Abraaj Capital has launched an investment in Jordan as part of its US$500 million fund focused on small and medium enterprises across the region.
UAE private-equity firm invests $20m in Jordan
Dead Sea, Jordan // Abraaj Capital has launched an investment in Jordan as part of its US$500 million (Dh1.83 billion) fund focused on small and medium enterprises (SMEs) across the region.
Additional investment initiatives are to be rolled out to Lebanon, the Palestinian Territories and Egypt before the end of the year.
The investment will help small businesses that struggle to access money from more traditional sources such as banks.
The UAE private-equity firm is investing $20m in the $50m Jordan initiative in partnership with the European Investment Bank (EIB) and the Jordan Enterprise Development Corporation, it announced yesterday on the sidelines of the World Economic Forum regional meeting in Jordan.
"We like Jordan as an investment destination. We think it's very entrepreneurial," said Tom Speechley, a senior partner at Abraaj Capital. "This will involve Jordanian investment managers investing in Jordanian entrepreneurs."
Access to liquidity is one of the biggest obstacles to business expansion and job creation, recent research from the World Bank and other institutions has shown.
The Jordan fund will invest in 10 to 12 SMEs in fast-growth sectors such as technology. Abraaj is targeting a tripling of its investment over four years, said Mr Speechley. It is partnering with international institutions such as the EIB and the Overseas Private Investment Corporation of the US on regional investment.
Abraaj has channelled a significant amount of investment into Jordan in the past. In early 2002, Abraaj bought into Aramex,a Jordanian logistics company. It also achieved a 75 per cent return from the sale in 2007 of its stake in Arabic-language portal Maktoob.com, which is now owned by Yahoo.
The latest deal comes at a time of a slowdown in buyouts in the Middle East private-equity industry this year as a result of political unrest and flagging Middle Eastern markets. No private-equity investments were publicly announced in the Middle East and North Africa in the third quarter of this year, according to a report from Bureau van Dijk, a Dutch research company.
But Mr Speechley sees opportunities amid the uncertainty.
"It's the best investment climate we've seen in our region in terms of pure investment opportunity, strong macroeconomic fundamentals and very little competing capital, meaning that asset prices are not in any way inflated," he said. "Despite the political turmoil, especially in the SME range, businesses continue to grow to serve the needs of the local market."

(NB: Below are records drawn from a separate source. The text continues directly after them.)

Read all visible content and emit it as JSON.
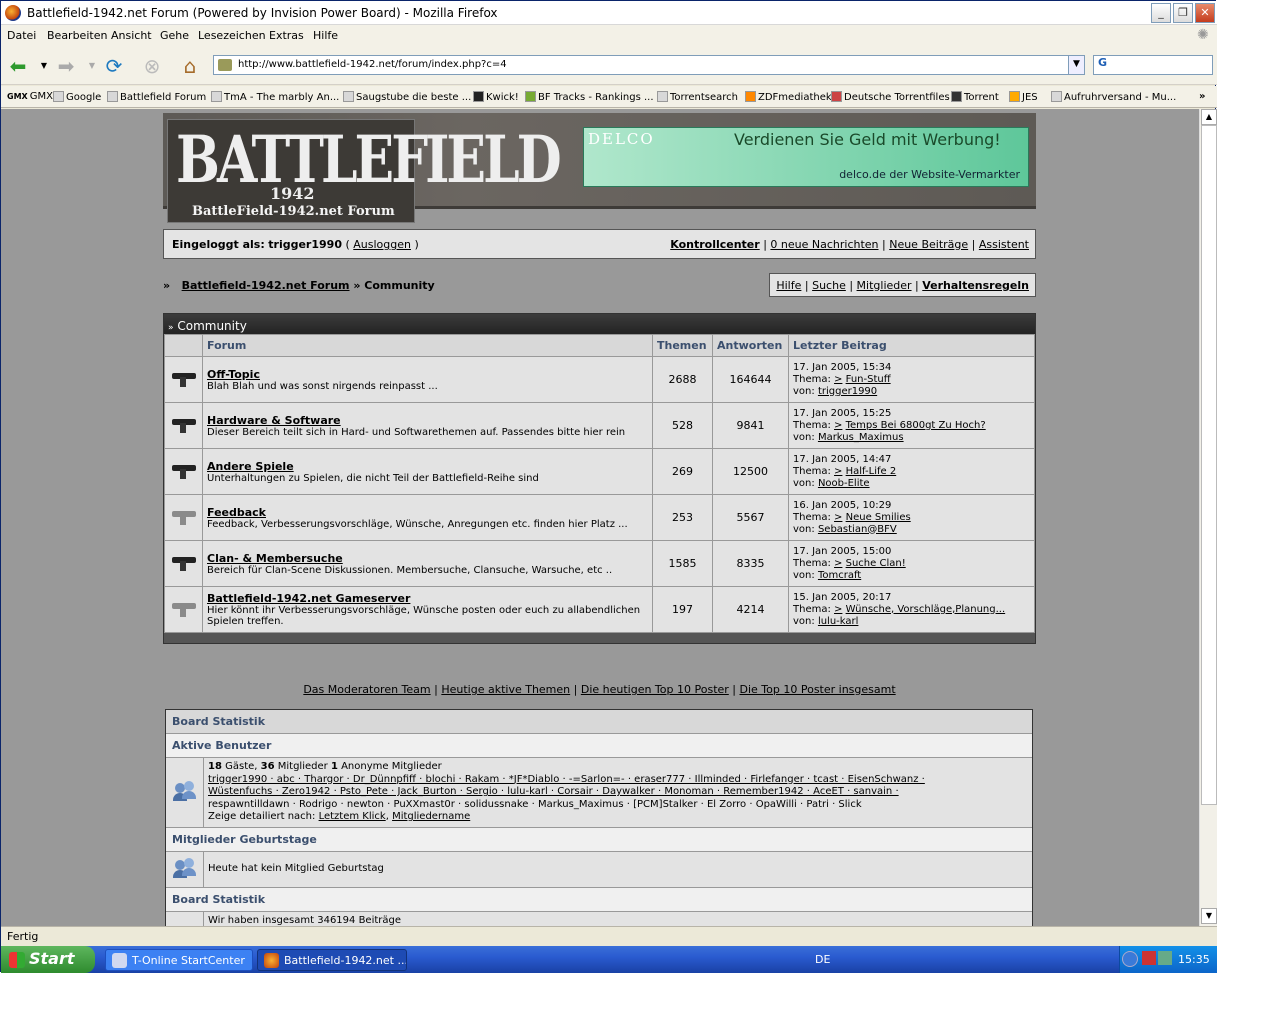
{
  "window": {
    "title": "Battlefield-1942.net Forum (Powered by Invision Power Board) - Mozilla Firefox"
  },
  "menu": [
    "Datei",
    "Bearbeiten",
    "Ansicht",
    "Gehe",
    "Lesezeichen",
    "Extras",
    "Hilfe"
  ],
  "address": {
    "url": "http://www.battlefield-1942.net/forum/index.php?c=4"
  },
  "bookmarks": [
    "GMX",
    "Google",
    "Battlefield Forum",
    "TmA - The marbly An...",
    "Saugstube die beste ...",
    "Kwick!",
    "BF Tracks - Rankings ...",
    "Torrentsearch",
    "ZDFmediathek",
    "Deutsche Torrentfiles",
    "Torrent",
    "JES",
    "Aufruhrversand - Mu..."
  ],
  "banner": {
    "logo_main": "BATTLEFIELD",
    "logo_num": "1942",
    "logo_sub": "BattleField-1942.net Forum",
    "ad_brand": "DELCO",
    "ad_slogan": "Verdienen Sie Geld mit Werbung!",
    "ad_sub": "delco.de der Website-Vermarkter"
  },
  "userbar": {
    "logged_in_label": "Eingeloggt als:",
    "user": "trigger1990",
    "logout": "Ausloggen",
    "links": [
      "Kontrollcenter",
      "0 neue Nachrichten",
      "Neue Beiträge",
      "Assistent"
    ]
  },
  "breadcrumb": {
    "root": "Battlefield-1942.net Forum",
    "current": "Community"
  },
  "toplinks": [
    "Hilfe",
    "Suche",
    "Mitglieder",
    "Verhaltensregeln"
  ],
  "category": {
    "title": "Community",
    "headers": [
      "Forum",
      "Themen",
      "Antworten",
      "Letzter Beitrag"
    ],
    "forums": [
      {
        "name": "Off-Topic",
        "desc": "Blah Blah und was sonst nirgends reinpasst ...",
        "topics": "2688",
        "replies": "164644",
        "date": "17. Jan 2005, 15:34",
        "thema_label": "Thema:",
        "thema": "Fun-Stuff",
        "von_label": "von:",
        "von": "trigger1990",
        "dim": false
      },
      {
        "name": "Hardware & Software",
        "desc": "Dieser Bereich teilt sich in Hard- und Softwarethemen auf. Passendes bitte hier rein",
        "topics": "528",
        "replies": "9841",
        "date": "17. Jan 2005, 15:25",
        "thema_label": "Thema:",
        "thema": "Temps Bei 6800gt Zu Hoch?",
        "von_label": "von:",
        "von": "Markus_Maximus",
        "dim": false
      },
      {
        "name": "Andere Spiele",
        "desc": "Unterhaltungen zu Spielen, die nicht Teil der Battlefield-Reihe sind",
        "topics": "269",
        "replies": "12500",
        "date": "17. Jan 2005, 14:47",
        "thema_label": "Thema:",
        "thema": "Half-Life 2",
        "von_label": "von:",
        "von": "Noob-Elite",
        "dim": false
      },
      {
        "name": "Feedback",
        "desc": "Feedback, Verbesserungsvorschläge, Wünsche, Anregungen etc. finden hier Platz ...",
        "topics": "253",
        "replies": "5567",
        "date": "16. Jan 2005, 10:29",
        "thema_label": "Thema:",
        "thema": "Neue Smilies",
        "von_label": "von:",
        "von": "Sebastian@BFV",
        "dim": true
      },
      {
        "name": "Clan- & Membersuche",
        "desc": "Bereich für Clan-Scene Diskussionen. Membersuche, Clansuche, Warsuche, etc ..",
        "topics": "1585",
        "replies": "8335",
        "date": "17. Jan 2005, 15:00",
        "thema_label": "Thema:",
        "thema": "Suche Clan!",
        "von_label": "von:",
        "von": "Tomcraft",
        "dim": false
      },
      {
        "name": "Battlefield-1942.net Gameserver",
        "desc": "Hier könnt ihr Verbesserungsvorschläge, Wünsche posten oder euch zu allabendlichen Spielen treffen.",
        "topics": "197",
        "replies": "4214",
        "date": "15. Jan 2005, 20:17",
        "thema_label": "Thema:",
        "thema": "Wünsche, Vorschläge,Planung...",
        "von_label": "von:",
        "von": "lulu-karl",
        "dim": true
      }
    ]
  },
  "bottomlinks": [
    "Das Moderatoren Team",
    "Heutige aktive Themen",
    "Die heutigen Top 10 Poster",
    "Die Top 10 Poster insgesamt"
  ],
  "stats": {
    "title": "Board Statistik",
    "active_title": "Aktive Benutzer",
    "guests": "18",
    "guests_label": "Gäste,",
    "members": "36",
    "members_label": "Mitglieder",
    "anon": "1",
    "anon_label": "Anonyme Mitglieder",
    "members_list_1": "trigger1990 · abc · Thargor · Dr_Dünnpfiff · blochi · Rakam · *JF*Diablo · -=Sarlon=- · eraser777 · Illminded · Firlefanger · tcast · EisenSchwanz ·",
    "members_list_2": "Wüstenfuchs · Zero1942 · Psto_Pete · Jack_Burton · Sergio · lulu-karl · Corsair · Daywalker · Monoman · Remember1942 · AceET · sanvain ·",
    "members_list_3": "respawntilldawn · Rodrigo · newton · PuXXmast0r · solidussnake · Markus_Maximus · [PCM]Stalker · El Zorro · OpaWilli · Patri · Slick",
    "detail_label": "Zeige detailiert nach:",
    "detail_links": [
      "Letztem Klick",
      "Mitgliedername"
    ],
    "birthday_title": "Mitglieder Geburtstage",
    "birthday_text": "Heute hat kein Mitglied Geburtstag",
    "stats_title2": "Board Statistik",
    "posts_text": "Wir haben insgesamt 346194 Beiträge"
  },
  "statusbar": {
    "text": "Fertig"
  },
  "taskbar": {
    "start": "Start",
    "tasks": [
      "T-Online StartCenter",
      "Battlefield-1942.net ..."
    ],
    "lang": "DE",
    "clock": "15:35"
  }
}
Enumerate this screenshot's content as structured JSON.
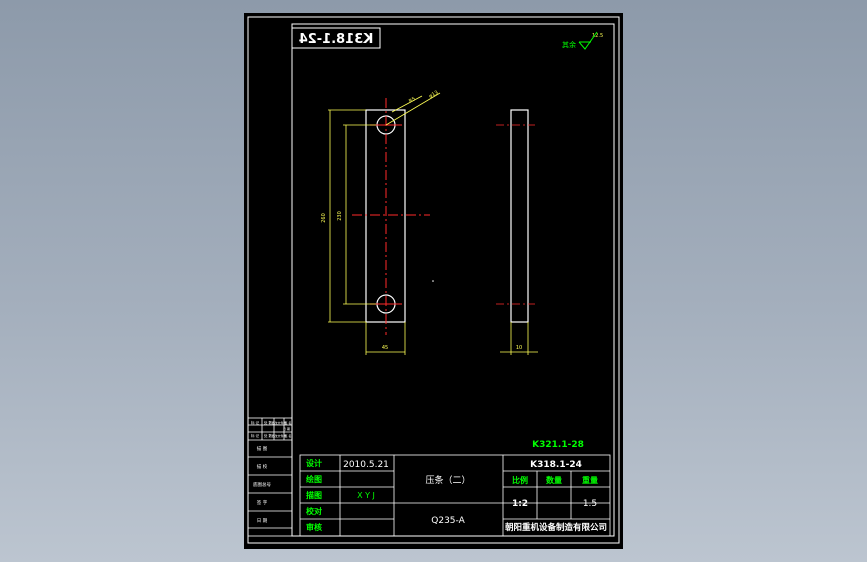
{
  "drawing": {
    "code_mirrored": "K318.1-24",
    "roughness_label": "其余",
    "roughness_value": "12.5"
  },
  "dimensions": {
    "overall_height": "260",
    "hole_spacing": "230",
    "width": "45",
    "thickness": "10",
    "hole_radius": "R5",
    "hole_diameter": "φ13"
  },
  "left_strip": {
    "rows": [
      "标 记",
      "处 数",
      "更改文件号",
      "签 名",
      "日 期",
      "标 记",
      "处 数",
      "更改文件号",
      "签 名",
      "日 期"
    ],
    "block_labels": [
      "描 图",
      "描 校",
      "底图总号",
      "签 字",
      "日 期"
    ]
  },
  "title_block": {
    "assembly_ref": "K321.1-28",
    "roles": [
      "设计",
      "绘图",
      "描图",
      "校对",
      "审核"
    ],
    "design_date": "2010.5.21",
    "drafter": "X Y J",
    "part_name": "压条（二）",
    "material": "Q235-A",
    "drawing_number": "K318.1-24",
    "header_ratio": "比例",
    "header_qty": "数量",
    "header_weight": "重量",
    "ratio": "1:2",
    "quantity": "",
    "weight": "1.5",
    "company": "朝阳重机设备制造有限公司"
  },
  "colors": {
    "background_sheet": "#000000",
    "line_white": "#ffffff",
    "text_yellow": "#ffff55",
    "label_green": "#00ff00",
    "center_red": "#ff2a2a"
  }
}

The EIB's involvement in the Jordan project is part of the bank's annual €2bn (Dh10.2bn) investment in the region. It plans to accelerate its investment in Jordan, Morocco, Tunisia and Egypt. Those countries committed to political reform under the Deauville Partnership. Agreed in May, the partnership, which includes G8 economies, Saudi Arabia, Qatar and Turkey along with international organisations, has so far pledged about $80bn in financing to Tunisia, Egypt, Morocco and Jordan over the next two years.
"With the Arab Spring, we have decided to speed up the process so we do support the democratic transition," said Philippe de Fontaine Vive Curtaz, the vice president of the EIB.
He said the Jordan fund would enable SMEs to access finance from a new source because banking finance remained tricky.